LE PLUS. L’office de Moussaf de Chemini Atseret commence par une prière spéciale pour la pluie : Tefilat haGuéchem. A partir de cette époque de l’année, pendant tout l’hiver et jusqu’au premier jour de Pessa’h, nous intercalons dans la Amidah (dans la deuxième bénédiction appelée Guevourot ou « actes puissants ») les mots « Machiv haroua’h oumorid haguéchem », glorifiant D.ieu « qui fait souffler le vent et tomber la pluie ». Le premier jour de Pessa’h, nous récitons une prière analogue pour la rosée : Tefilat Tal. A partir du premier jour de Pâque, pendant tout l’été, les mots Machiv haroua’h etc. sont supprimés et remplacés par les mots « Morid hatal » – « qui fait venir la rosée ».

La prière pour la pluie récitée le jour de Chemini Atseret est impressionnante (comme la prière pour la rosée récitée à Pessa’h). L’officiant est vêtu de blanc et récite la prière d’un air qui nous rappelle les Jours Solennels de Roch Hachana et Yom Kippour

La raison d’être de ces prières spéciales est facile à comprendre : les mois d’hiver en Terre Sainte sont la saison des pluies et la vie de ce pays en dépend. Si les pluies tombent à temps et en quantité suffisante, la terre produira du blé et des fruits, mais dans le cas contraire, le pays sera exposé à la famine, ce qu’à D.ieu ne plaise.

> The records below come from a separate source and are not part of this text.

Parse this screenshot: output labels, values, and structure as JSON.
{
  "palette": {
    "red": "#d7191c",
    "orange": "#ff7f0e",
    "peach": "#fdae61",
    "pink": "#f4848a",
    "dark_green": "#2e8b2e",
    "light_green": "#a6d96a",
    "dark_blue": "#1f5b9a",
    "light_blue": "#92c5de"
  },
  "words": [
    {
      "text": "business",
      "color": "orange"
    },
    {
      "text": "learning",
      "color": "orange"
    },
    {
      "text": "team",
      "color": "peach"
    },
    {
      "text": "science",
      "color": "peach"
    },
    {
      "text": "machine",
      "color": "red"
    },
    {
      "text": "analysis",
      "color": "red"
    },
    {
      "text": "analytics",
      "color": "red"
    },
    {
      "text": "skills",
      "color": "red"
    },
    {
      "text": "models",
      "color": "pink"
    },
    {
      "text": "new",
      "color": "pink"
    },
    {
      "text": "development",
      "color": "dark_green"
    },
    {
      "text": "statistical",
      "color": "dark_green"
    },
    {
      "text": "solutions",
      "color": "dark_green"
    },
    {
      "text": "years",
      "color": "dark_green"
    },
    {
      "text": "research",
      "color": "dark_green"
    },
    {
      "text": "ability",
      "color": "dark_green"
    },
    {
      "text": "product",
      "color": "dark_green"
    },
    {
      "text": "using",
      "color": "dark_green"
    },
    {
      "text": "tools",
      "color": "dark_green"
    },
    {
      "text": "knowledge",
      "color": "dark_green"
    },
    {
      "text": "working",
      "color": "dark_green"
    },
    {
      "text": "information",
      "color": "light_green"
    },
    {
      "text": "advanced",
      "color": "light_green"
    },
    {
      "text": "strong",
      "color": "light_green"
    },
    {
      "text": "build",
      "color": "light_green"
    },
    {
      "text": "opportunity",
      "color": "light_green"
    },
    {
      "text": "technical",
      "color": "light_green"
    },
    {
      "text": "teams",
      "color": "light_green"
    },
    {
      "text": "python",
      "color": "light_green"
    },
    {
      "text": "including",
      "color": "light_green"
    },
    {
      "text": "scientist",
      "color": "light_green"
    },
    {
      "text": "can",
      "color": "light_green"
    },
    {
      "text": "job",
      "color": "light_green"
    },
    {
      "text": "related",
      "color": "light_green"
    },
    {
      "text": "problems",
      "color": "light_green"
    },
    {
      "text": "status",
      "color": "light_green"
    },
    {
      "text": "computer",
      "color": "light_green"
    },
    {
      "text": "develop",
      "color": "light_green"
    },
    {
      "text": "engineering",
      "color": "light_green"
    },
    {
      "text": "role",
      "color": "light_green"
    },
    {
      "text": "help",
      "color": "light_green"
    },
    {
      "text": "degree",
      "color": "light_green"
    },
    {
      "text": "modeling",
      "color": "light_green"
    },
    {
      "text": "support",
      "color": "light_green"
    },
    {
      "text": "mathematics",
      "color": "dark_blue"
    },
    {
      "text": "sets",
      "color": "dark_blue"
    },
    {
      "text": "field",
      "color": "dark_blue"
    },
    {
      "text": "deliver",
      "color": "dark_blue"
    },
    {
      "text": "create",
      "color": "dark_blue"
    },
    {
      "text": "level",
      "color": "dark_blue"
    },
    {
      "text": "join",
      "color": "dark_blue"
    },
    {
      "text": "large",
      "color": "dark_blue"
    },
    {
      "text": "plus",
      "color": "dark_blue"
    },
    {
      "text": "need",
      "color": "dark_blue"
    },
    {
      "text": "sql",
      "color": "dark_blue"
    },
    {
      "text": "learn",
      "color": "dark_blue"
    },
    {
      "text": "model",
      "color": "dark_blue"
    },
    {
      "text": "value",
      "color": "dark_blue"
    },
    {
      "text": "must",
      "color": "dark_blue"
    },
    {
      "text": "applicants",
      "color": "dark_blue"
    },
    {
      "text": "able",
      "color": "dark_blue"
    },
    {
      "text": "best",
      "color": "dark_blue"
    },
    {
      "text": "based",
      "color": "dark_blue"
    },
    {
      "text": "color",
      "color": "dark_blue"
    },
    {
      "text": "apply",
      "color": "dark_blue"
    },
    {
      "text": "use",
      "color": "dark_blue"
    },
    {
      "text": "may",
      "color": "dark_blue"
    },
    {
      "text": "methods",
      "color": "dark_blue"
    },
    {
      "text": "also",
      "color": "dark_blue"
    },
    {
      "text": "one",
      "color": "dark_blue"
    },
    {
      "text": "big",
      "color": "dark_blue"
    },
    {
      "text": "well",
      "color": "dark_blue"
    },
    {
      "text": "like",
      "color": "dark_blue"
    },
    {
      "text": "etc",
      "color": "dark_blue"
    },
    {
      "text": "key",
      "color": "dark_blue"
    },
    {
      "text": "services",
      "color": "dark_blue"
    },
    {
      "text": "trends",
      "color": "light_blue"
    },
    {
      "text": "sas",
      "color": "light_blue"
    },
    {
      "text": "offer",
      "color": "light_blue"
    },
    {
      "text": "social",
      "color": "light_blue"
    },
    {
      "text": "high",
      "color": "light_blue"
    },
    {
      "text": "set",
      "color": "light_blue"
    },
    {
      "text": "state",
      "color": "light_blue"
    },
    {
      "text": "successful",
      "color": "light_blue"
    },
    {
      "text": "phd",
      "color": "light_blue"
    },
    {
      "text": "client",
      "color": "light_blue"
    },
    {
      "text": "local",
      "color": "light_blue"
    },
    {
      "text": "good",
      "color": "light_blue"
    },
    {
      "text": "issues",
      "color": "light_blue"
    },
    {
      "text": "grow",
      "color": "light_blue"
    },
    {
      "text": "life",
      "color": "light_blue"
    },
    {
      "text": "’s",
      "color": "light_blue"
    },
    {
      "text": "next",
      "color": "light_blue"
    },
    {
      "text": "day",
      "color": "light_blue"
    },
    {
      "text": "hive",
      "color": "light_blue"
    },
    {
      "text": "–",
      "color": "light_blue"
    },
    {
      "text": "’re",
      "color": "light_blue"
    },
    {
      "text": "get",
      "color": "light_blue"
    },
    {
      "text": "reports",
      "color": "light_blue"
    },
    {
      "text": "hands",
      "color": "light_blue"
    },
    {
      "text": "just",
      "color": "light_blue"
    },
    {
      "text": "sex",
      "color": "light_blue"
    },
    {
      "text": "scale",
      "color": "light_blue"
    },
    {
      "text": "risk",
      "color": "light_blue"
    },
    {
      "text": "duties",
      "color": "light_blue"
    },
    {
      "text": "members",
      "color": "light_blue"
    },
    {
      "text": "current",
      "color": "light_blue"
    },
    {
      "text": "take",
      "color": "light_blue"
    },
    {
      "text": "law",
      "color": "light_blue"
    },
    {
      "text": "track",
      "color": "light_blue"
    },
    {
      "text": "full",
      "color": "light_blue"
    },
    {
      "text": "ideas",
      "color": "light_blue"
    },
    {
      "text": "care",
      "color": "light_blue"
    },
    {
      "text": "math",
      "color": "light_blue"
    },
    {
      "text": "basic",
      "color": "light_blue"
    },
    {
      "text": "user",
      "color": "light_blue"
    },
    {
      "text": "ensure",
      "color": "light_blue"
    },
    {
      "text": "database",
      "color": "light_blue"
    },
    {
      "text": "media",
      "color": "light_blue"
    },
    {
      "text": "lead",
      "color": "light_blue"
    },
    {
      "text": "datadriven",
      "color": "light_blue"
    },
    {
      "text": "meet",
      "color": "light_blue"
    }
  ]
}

Pendant l’été, il ne pleut jamais. Pendant ces mois d’été, le sol se dessécherait complètement et le pays se changerait en désert si ce n’était la rosée qui tombant pendant la nuit, mouille légèrement le sol en brillant comme des perles aux premiers rayons du soleil.

La pluie en hiver et la rosée en été sont d’une importance vitale pour la vie du pays. Et puisque nous, Juifs, reconnaissons que D.ieu est le Maître de l’univers, que c’est Lui qui dirige les vents et les nuages et qui fait pleuvoir, nous nous adressons à Lui, hiver comme été, pour lui demander respectivement la pluie et la rosée. Nous demandons la pluie (guéchem) à Chemini Atseret, au début de la saison d’hiver et à Pessa’h, qui est le commencement de l’été, nous prions que D.ieu nous donne la rosée (tal).